While Devil’s Lake State Park currently has an automated kiosk at both the south and north shore entrances where visitors can purchase daily or annual passes, visitors have to stop in at a registration station to pick up their annual park stickers. Schmelzer said the agency is working on a new kiosk that will dispense stickers.
“The hope is to have that up and running for this spring/summer season, so I think that would help out when the office is busy or when it’s not open,” he said.
Schmelzer said the snow currently is drawing cross country skiers and snowshoers to the park. The Nature Center offers snowshoes that are free for visitors to borrow, a popular recreational offering, he said. A candlelit hike, sponsored by the Friends of Devil’s Lake State Park, will start at 6 p.m. Feb. 8 on the north shore.

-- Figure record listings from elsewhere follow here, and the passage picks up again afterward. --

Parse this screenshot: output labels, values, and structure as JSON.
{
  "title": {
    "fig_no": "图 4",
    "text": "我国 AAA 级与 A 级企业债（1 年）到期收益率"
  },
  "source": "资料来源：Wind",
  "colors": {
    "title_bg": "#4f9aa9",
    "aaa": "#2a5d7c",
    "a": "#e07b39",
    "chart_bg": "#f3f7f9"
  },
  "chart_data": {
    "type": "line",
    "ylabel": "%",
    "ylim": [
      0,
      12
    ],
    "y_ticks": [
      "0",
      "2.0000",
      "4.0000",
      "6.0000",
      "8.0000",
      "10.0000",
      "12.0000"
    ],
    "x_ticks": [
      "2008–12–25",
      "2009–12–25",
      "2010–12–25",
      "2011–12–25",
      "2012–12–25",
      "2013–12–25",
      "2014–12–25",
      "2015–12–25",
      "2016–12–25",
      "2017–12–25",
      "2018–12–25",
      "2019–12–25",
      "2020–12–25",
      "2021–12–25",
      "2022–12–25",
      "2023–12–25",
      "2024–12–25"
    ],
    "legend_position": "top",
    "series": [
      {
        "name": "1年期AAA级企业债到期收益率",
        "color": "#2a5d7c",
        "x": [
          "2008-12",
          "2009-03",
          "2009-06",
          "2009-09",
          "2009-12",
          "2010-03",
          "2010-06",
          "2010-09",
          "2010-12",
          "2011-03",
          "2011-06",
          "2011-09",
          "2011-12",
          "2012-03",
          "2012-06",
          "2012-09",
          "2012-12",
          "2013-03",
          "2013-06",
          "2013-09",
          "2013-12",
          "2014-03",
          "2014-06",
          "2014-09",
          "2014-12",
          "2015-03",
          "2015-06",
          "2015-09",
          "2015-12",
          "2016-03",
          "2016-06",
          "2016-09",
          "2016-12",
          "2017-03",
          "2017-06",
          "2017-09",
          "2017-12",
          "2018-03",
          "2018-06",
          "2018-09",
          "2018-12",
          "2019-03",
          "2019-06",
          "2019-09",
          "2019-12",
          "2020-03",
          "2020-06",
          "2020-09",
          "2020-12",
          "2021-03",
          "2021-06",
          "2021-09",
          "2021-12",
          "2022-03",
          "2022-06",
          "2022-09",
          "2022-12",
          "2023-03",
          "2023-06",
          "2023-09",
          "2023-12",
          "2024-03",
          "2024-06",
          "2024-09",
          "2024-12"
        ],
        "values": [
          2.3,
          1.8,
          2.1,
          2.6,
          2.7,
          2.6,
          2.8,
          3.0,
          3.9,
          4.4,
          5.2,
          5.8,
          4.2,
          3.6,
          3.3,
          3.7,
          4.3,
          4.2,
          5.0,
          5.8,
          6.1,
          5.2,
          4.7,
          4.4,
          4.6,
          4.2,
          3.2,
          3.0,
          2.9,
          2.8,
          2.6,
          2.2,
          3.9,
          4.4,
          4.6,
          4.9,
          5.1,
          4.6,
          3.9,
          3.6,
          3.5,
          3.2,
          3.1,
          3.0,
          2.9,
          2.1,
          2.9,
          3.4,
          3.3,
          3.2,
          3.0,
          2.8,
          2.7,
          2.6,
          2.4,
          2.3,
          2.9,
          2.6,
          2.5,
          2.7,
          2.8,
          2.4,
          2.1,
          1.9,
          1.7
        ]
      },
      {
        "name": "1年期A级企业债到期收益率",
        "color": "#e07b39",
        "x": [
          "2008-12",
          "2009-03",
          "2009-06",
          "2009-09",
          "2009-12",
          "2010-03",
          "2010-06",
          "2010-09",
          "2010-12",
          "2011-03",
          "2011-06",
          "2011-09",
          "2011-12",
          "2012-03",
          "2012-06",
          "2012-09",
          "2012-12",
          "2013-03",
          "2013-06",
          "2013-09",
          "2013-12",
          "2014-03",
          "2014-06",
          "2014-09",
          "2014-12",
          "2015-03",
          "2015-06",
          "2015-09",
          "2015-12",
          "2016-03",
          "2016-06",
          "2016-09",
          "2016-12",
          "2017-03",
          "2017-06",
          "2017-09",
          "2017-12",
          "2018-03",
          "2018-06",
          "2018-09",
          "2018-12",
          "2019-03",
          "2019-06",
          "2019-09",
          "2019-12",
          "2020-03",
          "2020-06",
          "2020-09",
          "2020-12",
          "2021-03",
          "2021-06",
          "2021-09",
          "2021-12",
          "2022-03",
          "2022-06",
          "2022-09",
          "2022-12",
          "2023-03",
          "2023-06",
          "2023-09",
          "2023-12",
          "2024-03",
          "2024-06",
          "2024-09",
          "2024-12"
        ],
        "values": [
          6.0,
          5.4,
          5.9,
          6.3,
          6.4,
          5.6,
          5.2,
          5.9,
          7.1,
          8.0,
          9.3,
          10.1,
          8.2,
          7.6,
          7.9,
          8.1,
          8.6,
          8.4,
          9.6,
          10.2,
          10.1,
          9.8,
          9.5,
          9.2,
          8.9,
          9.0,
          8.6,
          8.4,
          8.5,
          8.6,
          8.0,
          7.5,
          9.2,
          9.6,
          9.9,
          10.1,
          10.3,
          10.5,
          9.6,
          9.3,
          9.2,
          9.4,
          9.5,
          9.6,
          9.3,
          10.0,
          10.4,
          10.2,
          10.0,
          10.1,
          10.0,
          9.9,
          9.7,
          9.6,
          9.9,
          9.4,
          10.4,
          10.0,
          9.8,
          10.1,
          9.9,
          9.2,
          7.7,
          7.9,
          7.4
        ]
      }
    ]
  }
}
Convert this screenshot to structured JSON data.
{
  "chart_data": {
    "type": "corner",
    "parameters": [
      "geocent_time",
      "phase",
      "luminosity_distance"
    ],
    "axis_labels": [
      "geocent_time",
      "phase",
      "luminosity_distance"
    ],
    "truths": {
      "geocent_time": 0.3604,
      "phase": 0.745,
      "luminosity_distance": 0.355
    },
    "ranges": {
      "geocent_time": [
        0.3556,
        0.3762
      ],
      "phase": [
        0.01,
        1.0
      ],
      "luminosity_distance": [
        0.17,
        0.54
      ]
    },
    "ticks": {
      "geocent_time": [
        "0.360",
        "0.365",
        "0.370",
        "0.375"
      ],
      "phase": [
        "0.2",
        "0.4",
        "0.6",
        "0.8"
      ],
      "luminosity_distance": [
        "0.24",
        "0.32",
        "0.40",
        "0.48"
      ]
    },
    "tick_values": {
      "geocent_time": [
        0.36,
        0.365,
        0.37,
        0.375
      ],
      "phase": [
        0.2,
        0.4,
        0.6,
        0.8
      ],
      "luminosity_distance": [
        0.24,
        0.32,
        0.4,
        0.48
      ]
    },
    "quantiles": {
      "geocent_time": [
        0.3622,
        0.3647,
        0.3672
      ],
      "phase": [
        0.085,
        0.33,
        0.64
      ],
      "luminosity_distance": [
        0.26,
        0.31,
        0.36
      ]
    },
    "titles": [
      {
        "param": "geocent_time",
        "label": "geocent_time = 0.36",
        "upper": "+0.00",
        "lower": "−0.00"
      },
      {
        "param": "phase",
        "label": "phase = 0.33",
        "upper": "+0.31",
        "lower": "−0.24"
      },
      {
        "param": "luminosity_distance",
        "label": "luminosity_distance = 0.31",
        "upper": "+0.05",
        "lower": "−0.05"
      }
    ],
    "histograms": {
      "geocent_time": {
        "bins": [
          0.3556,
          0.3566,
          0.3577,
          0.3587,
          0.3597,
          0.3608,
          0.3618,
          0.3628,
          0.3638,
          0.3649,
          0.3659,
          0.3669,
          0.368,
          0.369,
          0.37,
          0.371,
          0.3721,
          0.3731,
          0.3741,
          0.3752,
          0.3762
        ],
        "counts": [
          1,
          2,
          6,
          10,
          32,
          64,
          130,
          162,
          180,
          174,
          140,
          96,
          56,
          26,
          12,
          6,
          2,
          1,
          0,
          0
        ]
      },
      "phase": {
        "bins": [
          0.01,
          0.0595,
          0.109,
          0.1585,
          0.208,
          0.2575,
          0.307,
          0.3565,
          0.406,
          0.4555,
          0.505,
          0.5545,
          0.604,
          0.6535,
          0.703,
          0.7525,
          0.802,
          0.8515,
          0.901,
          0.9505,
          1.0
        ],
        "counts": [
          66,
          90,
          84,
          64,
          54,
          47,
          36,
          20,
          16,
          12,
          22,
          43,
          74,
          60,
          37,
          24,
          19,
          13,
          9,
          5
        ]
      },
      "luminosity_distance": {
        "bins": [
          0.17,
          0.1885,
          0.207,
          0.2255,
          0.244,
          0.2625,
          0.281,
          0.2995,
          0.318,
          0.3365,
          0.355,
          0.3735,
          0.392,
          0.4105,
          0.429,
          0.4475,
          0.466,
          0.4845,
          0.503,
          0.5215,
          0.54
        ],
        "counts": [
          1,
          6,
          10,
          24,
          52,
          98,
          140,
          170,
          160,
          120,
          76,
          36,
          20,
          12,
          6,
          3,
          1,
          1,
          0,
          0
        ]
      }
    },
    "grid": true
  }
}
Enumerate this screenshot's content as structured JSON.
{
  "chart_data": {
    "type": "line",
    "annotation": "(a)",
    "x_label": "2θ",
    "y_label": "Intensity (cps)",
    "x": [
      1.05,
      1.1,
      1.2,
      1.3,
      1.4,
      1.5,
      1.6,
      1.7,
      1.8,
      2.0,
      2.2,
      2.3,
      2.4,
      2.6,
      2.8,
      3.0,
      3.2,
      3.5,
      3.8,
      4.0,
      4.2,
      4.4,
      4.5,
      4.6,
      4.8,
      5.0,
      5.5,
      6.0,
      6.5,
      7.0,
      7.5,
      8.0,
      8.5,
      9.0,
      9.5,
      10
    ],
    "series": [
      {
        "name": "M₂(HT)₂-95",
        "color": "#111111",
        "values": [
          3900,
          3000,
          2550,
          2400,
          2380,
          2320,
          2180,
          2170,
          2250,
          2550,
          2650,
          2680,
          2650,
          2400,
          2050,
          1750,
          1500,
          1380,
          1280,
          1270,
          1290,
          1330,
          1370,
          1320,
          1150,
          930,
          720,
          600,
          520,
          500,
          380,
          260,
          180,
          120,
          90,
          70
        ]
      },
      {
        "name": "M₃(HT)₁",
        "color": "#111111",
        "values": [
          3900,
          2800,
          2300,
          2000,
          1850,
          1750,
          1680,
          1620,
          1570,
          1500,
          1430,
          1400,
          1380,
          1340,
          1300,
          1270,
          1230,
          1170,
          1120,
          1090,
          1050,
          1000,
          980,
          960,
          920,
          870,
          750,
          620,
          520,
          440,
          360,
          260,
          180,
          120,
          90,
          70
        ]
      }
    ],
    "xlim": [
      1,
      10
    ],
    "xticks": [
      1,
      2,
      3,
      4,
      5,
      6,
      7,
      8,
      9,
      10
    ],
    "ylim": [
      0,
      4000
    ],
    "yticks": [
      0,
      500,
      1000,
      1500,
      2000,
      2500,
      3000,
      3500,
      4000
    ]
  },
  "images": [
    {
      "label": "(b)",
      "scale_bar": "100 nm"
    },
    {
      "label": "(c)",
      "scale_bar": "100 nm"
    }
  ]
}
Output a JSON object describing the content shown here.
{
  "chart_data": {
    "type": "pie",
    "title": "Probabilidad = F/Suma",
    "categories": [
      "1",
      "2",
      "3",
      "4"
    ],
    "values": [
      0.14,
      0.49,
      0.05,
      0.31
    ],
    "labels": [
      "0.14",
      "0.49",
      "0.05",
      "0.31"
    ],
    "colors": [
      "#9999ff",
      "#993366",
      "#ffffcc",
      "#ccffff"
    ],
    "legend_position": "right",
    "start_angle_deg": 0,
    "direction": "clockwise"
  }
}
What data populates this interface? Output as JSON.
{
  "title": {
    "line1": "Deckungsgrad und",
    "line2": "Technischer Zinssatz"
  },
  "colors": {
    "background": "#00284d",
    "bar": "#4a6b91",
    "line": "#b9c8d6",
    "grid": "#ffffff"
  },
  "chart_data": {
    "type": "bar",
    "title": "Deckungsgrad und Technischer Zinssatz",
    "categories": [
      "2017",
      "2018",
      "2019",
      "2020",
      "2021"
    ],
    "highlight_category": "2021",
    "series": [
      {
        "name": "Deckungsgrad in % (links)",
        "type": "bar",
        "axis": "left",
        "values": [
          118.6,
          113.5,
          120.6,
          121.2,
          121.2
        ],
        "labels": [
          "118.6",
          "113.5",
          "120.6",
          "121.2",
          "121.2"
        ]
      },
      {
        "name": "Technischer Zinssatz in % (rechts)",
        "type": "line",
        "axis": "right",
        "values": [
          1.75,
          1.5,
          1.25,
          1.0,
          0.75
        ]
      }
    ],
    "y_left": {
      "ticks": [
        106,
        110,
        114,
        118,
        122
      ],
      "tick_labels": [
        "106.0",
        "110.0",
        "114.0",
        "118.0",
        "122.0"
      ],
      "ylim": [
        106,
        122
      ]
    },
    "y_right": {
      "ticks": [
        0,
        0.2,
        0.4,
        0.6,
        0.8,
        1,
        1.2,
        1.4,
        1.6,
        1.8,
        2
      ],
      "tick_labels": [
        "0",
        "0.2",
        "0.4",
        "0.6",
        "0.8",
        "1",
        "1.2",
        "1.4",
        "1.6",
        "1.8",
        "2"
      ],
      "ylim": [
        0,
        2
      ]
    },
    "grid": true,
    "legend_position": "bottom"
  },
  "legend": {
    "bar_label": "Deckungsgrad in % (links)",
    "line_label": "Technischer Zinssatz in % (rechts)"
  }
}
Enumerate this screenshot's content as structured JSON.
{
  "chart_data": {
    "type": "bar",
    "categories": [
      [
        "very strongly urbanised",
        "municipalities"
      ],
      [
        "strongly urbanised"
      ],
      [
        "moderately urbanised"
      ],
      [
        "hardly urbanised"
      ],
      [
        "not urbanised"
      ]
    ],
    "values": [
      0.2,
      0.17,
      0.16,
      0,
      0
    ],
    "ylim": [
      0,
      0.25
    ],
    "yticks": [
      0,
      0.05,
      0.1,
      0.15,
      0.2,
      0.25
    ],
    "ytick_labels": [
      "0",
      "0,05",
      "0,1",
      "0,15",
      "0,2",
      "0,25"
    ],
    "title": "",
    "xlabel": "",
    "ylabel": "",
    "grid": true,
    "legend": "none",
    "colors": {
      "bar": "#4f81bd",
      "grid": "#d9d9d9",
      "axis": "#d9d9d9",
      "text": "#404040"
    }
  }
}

“With the snow and everything, we expect to have a good crowd of people for that, so that’s a nice event for families and other people to come out and enjoy the park in the evening with the candlelit trail,” Schmelzer said. “It’s a neat opportunity.”
A candlelight hike is scheduled at Mirror Lake from 6 to 8 p.m. Saturday.
Mirror Lake’s volunteer Friends group is working on a project to add a trail with interpretive signs about the location’s nature, geology and history by June, Will said. At almost a mile long, Pulpit Rock Trail in the Fern Dell area has been used unofficially but now will be a marked trail.
“I don’t know that that’ll drive a ton of new use, but it’ll certainly be a nice new feature for people to use here in the park,” Will said.